Reviewer #3 (Public review):
Summary:
In this manuscript, Miyachi and Ichihashi investigate whether the arrangement of the genetic code affects mutational robustness. Using an in vitro minimal genetic code with vacant codons, they constructed 10 non-standard genetic codes by reassigning Ala, Ser, and Leu, generating codes with replacement costs that were generally higher than those of the standard genetic code across several amino acid property measures. They then tested how random mutations affected the activity of reporter proteins translated under these altered codes. Although error minimization theory predicts that higher-cost codes should make mutations more harmful, the authors report that protein function declined to a similar extent across all codes examined, suggesting that mutational robustness remains largely unchanged within the range of genetic code alterations tested here.
Strengths:
This is an interesting study that investigates one of the most fundamental and intriguing questions in molecular evolution: the emergence of the genetic code, which is nearly universal across nature. The in vitro approach is a powerful aspect of the work and provides an opportunity to examine this phenomenon experimentally at a depth that has previously been inaccessible.
Weaknesses:
However, the authors' use of random mutation libraries has certain limitations that prevent the study from realizing its full potential to uncover the mechanisms governing the molecular evolution of the genetic code.
Major points:
(1) Statistical analyses are missing for several of the manuscript's main claims. This issue applies throughout the paper, including, but not limited to, Figures 1D, 2B, 4B-D, and 5B.

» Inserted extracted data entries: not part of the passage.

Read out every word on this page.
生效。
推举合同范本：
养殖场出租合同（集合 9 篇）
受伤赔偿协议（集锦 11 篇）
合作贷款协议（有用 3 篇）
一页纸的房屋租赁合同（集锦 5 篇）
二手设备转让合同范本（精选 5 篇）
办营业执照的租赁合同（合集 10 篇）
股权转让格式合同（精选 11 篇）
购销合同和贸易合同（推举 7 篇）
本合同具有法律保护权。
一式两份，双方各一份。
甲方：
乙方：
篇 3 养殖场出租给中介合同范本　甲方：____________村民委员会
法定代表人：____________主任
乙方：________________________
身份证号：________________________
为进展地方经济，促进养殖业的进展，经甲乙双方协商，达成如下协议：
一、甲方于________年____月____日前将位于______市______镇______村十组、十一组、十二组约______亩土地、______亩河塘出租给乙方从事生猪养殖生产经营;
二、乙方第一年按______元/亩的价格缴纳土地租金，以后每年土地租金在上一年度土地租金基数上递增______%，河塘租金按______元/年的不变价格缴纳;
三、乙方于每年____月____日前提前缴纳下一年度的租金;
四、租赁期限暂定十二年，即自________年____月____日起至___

(2) In Figure 2A, the authors modify the NanoLuc gene by reassigning Ala, Leu, or Ser to new codons and elegantly show that the in vitro availability of the corresponding tRNAs is important for protein function. However, the functional importance of the specific modified positions within NanoLuc is not clear. As a result, it is difficult to determine what the expected consequences of these codon changes should be, which in turn limits the interpretation of the observed changes in protein activity. To improve the interpretability of this experiment, the authors should report exactly how many codons were modified in each variant and, ideally, examine the effect of progressively increasing the number of reassigned codons.

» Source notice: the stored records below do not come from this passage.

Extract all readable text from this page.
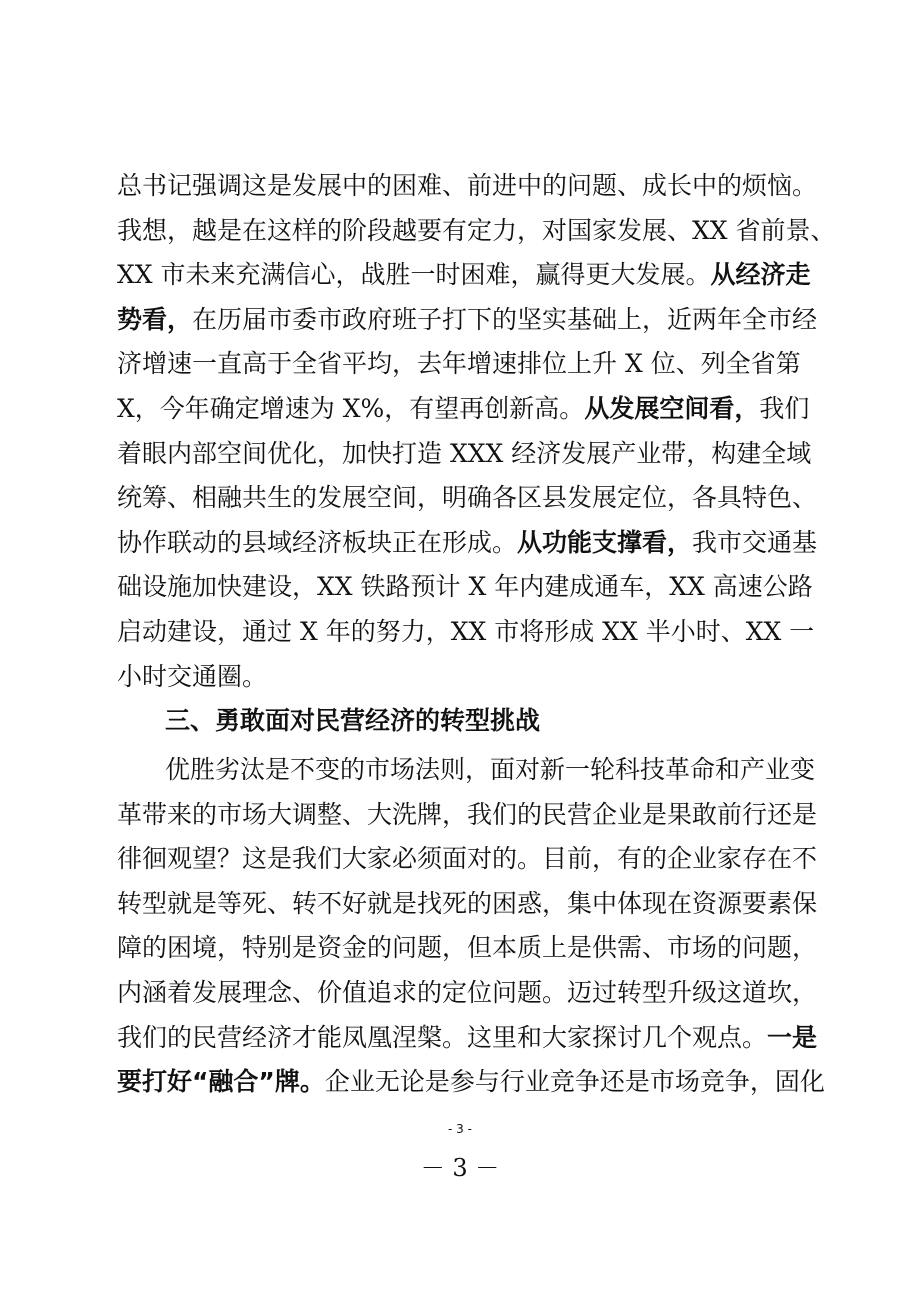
总书记强调这是发展中的困难、前进中的问题、成长中的烦恼。
我想，越是在这样的阶段越要有定力，对国家发展、XX 省前景、
XX 市未来充满信心，战胜一时困难，赢得更大发展。从经济走
势看，在历届市委市政府班子打下的坚实基础上，近两年全市经
济增速一直高于全省平均，去年增速排位上升 X 位、列全省第
X，今年确定增速为 X%，有望再创新高。从发展空间看，我们
着眼内部空间优化，加快打造 XXX 经济发展产业带，构建全域
统筹、相融共生的发展空间，明确各区县发展定位，各具特色、
协作联动的县域经济板块正在形成。从功能支撑看，我市交通基
础设施加快建设，XX 铁路预计 X 年内建成通车，XX 高速公路
启动建设，通过 X 年的努力，XX 市将形成 XX 半小时、XX 一
小时交通圈。
三、勇敢面对民营经济的转型挑战
优胜劣汰是不变的市场法则，面对新一轮科技革命和产业变
革带来的市场大调整、大洗牌，我们的民营企业是果敢前行还是
徘徊观望？这是我们大家必须面对的。目前，有的企业家存在不
转型就是等死、转不好就是找死的困惑，集中体现在资源要素保
障的困境，特别是资金的问题，但本质上是供需、市场的问题，
内涵着发展理念、价值追求的定位问题。迈过转型升级这道坎，
我们的民营经济才能凤凰涅槃。这里和大家探讨几个观点。一是
要打好“融合”牌。企业无论是参与行业竞争还是市场竞争，固化
- 3 -
－ 3 －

(3) The calculations presented in Figure 3 raise an interesting conceptual question: why does the near-standard genetic code not exhibit the lowest cost? One possible explanation is that the standard genetic code evolved under multiple competing constraints and is therefore not expected to be optimal for any single cost metric, while still achieving strong overall performance. In this context, it would be informative if the authors combined the three cost measures into a single integrated index and examined whether the near-SGC performs more favorably when all three dimensions are considered together. Such an analysis could add important depth to the study.

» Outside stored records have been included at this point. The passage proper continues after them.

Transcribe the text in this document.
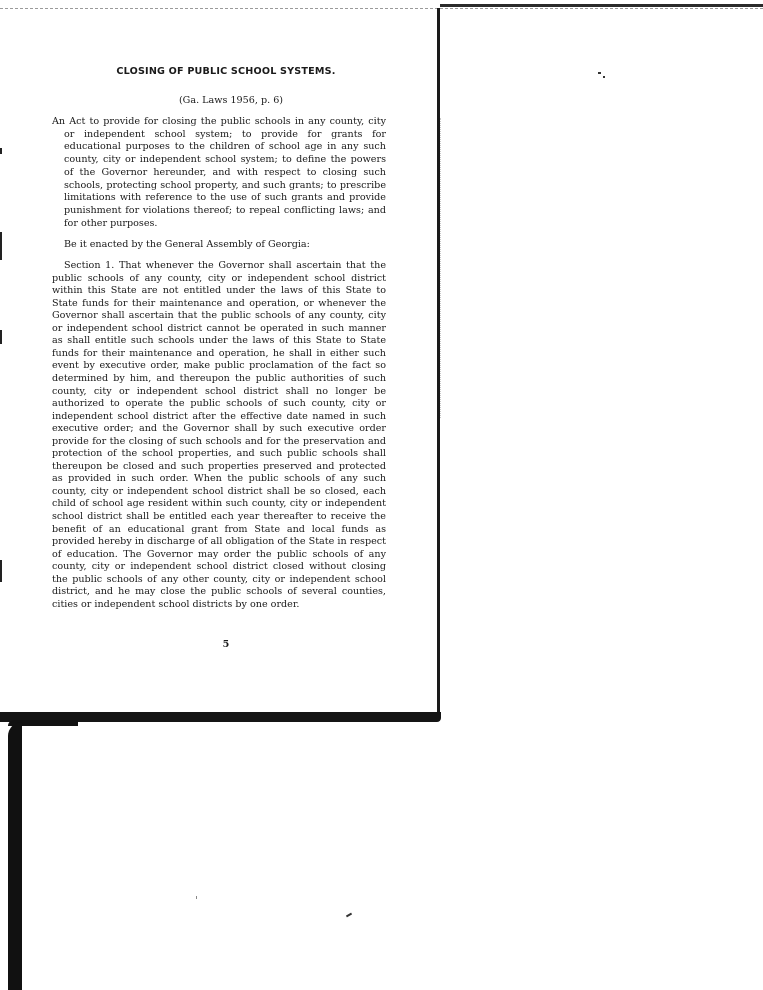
CLOSING OF PUBLIC SCHOOL SYSTEMS.

(Ga. Laws 1956, p. 6)

An Act to provide for closing the public schools in any county, city or independent school system; to provide for grants for educational purposes to the children of school age in any such county, city or independent school system; to define the powers of the Governor hereunder, and with respect to closing such schools, protecting school property, and such grants; to prescribe limitations with reference to the use of such grants and provide punishment for violations thereof; to repeal conflicting laws; and for other purposes.

Be it enacted by the General Assembly of Georgia:

Section 1. That whenever the Governor shall ascertain that the public schools of any county, city or independent school district within this State are not entitled under the laws of this State to State funds for their maintenance and operation, or whenever the Governor shall ascertain that the public schools of any county, city or independent school district cannot be operated in such manner as shall entitle such schools under the laws of this State to State funds for their maintenance and operation, he shall in either such event by executive order, make public proclamation of the fact so determined by him, and thereupon the public authorities of such county, city or independent school district shall no longer be authorized to operate the public schools of such county, city or independent school district after the effective date named in such executive order; and the Governor shall by such executive order provide for the closing of such schools and for the preservation and protection of the school properties, and such public schools shall thereupon be closed and such properties preserved and protected as provided in such order. When the public schools of any such county, city or independent school district shall be so closed, each child of school age resident within such county, city or independent school district shall be entitled each year thereafter to receive the benefit of an educational grant from State and local funds as provided hereby in discharge of all obligation of the State in respect of education. The Governor may order the public schools of any county, city or independent school district closed without closing the public schools of any other county, city or independent school district, and he may close the public schools of several counties, cities or independent school districts by one order.

5
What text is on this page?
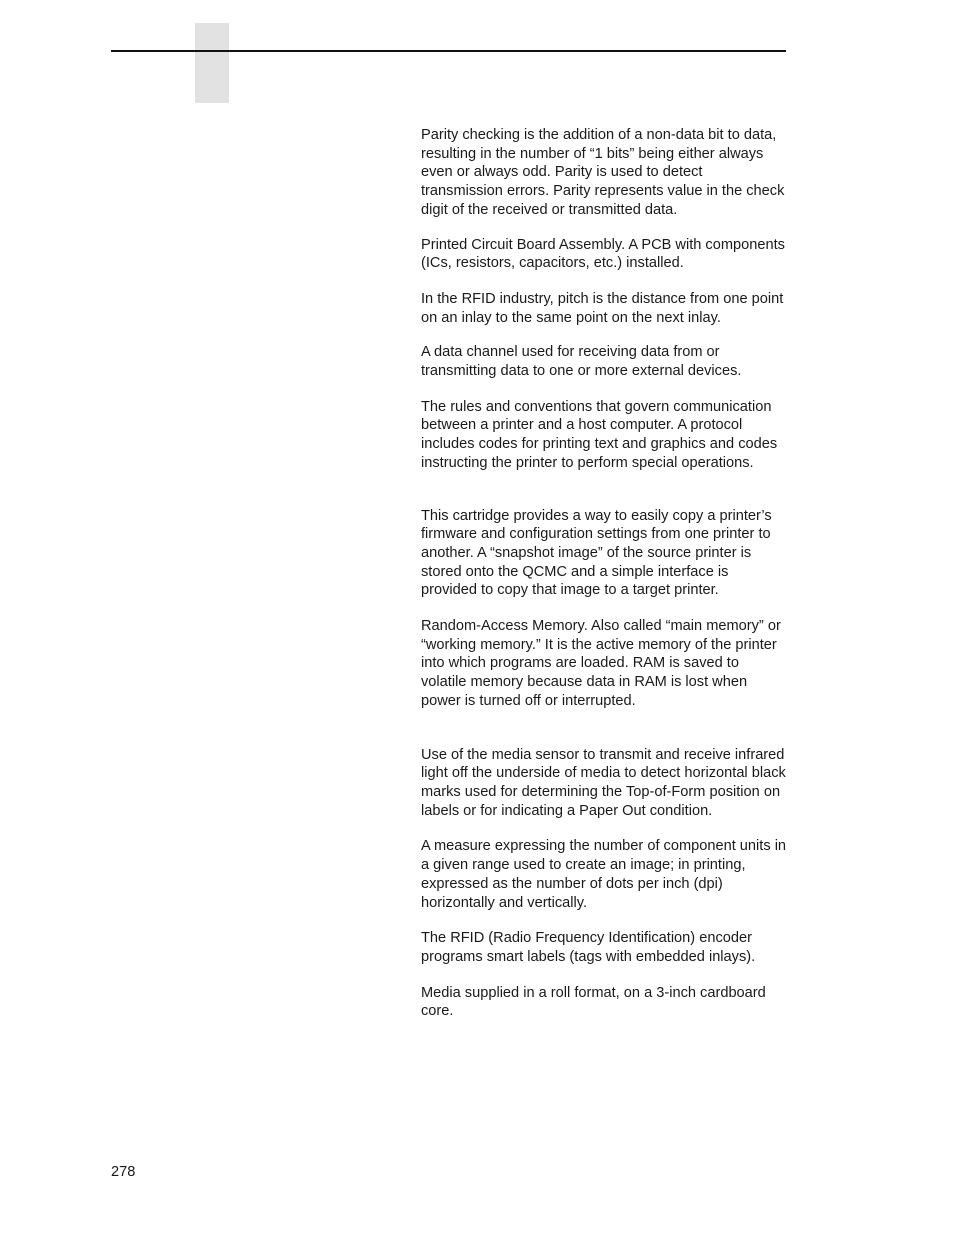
Parity checking is the addition of a non-data bit to data, resulting in the number of “1 bits” being either always even or always odd. Parity is used to detect transmission errors. Parity represents value in the check digit of the received or transmitted data.

Printed Circuit Board Assembly. A PCB with components (ICs, resistors, capacitors, etc.) installed.

In the RFID industry, pitch is the distance from one point on an inlay to the same point on the next inlay.

A data channel used for receiving data from or transmitting data to one or more external devices.

The rules and conventions that govern communication between a printer and a host computer. A protocol includes codes for printing text and graphics and codes instructing the printer to perform special operations.

This cartridge provides a way to easily copy a printer’s firmware and configuration settings from one printer to another. A “snapshot image” of the source printer is stored onto the QCMC and a simple interface is provided to copy that image to a target printer.

Random-Access Memory. Also called “main memory” or “working memory.” It is the active memory of the printer into which programs are loaded. RAM is saved to volatile memory because data in RAM is lost when power is turned off or interrupted.

Use of the media sensor to transmit and receive infrared light off the underside of media to detect horizontal black marks used for determining the Top-of-Form position on labels or for indicating a Paper Out condition.

A measure expressing the number of component units in a given range used to create an image; in printing, expressed as the number of dots per inch (dpi) horizontally and vertically.

The RFID (Radio Frequency Identification) encoder programs smart labels (tags with embedded inlays).

Media supplied in a roll format, on a 3-inch cardboard core.

278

(4) It is difficult to assess the consequences of the random mutations presented in Figure 4 on reporter gene function based solely on the reported "error rate/base" parameter. In particular, the x-axis in Figure 4B should be converted into the estimated number of mutations per gene. This would make the results more intuitive and would allow the reader to better evaluate the expected degree of disruption to protein function.
(5) A central limitation of the random mutagenesis libraries used in Figure 5, which also underlie one of the manuscript's main claims, is that the exact mutations and their distribution across the reporter genes are not reported. In addition, protein activity is measured only at the level of the entire library, without directly linking individual mutations to their functional consequences. This substantially limits mechanistic interpretation. In my view, this issue can only be addressed convincingly if the authors test a set of defined variants carrying specific mutations and directly evaluate their functional effects.
(6) Related to the previous point, in Figures 5C, 5E, and 5G, the authors present the ratio between low-mutation-rate and high-mutation-rate libraries. However, because each library contains a different collection of mutations, it is unclear what can be inferred from these comparisons. To overcome this limitation, the authors should assess the effects of altered genetic codes on specific, defined mutations rather than on heterogeneous mutation pools alone.
(7) Along the same lines, in Figures 5C, 5E, and 5G, it is unclear why the effects of random mutations would be expected to correlate with the three calculated cost metrics, given that the positions, identities, and functional relevance of the mutations within the genes are not known. Without this information, the biological meaning of these correlations remains difficult to evaluate.
(8) For each mutagenesis library, the number of variants, the average number of mutations per variant, and the distribution of mutation positions should be reported clearly and transparently. These details are important for evaluating the strength of the conclusions.
(9) Because only three amino acids were manipulated in the non-standard genetic codes, it remains unclear whether these particular amino acids occupy positions in the reporter proteins that are especially important for function and therefore likely to generate strong phenotypic effects. More broadly, it is not clear whether the assay is sufficiently sensitive to detect the effects of only a subset of deleterious variants within a pooled library. This point should be addressed more explicitly.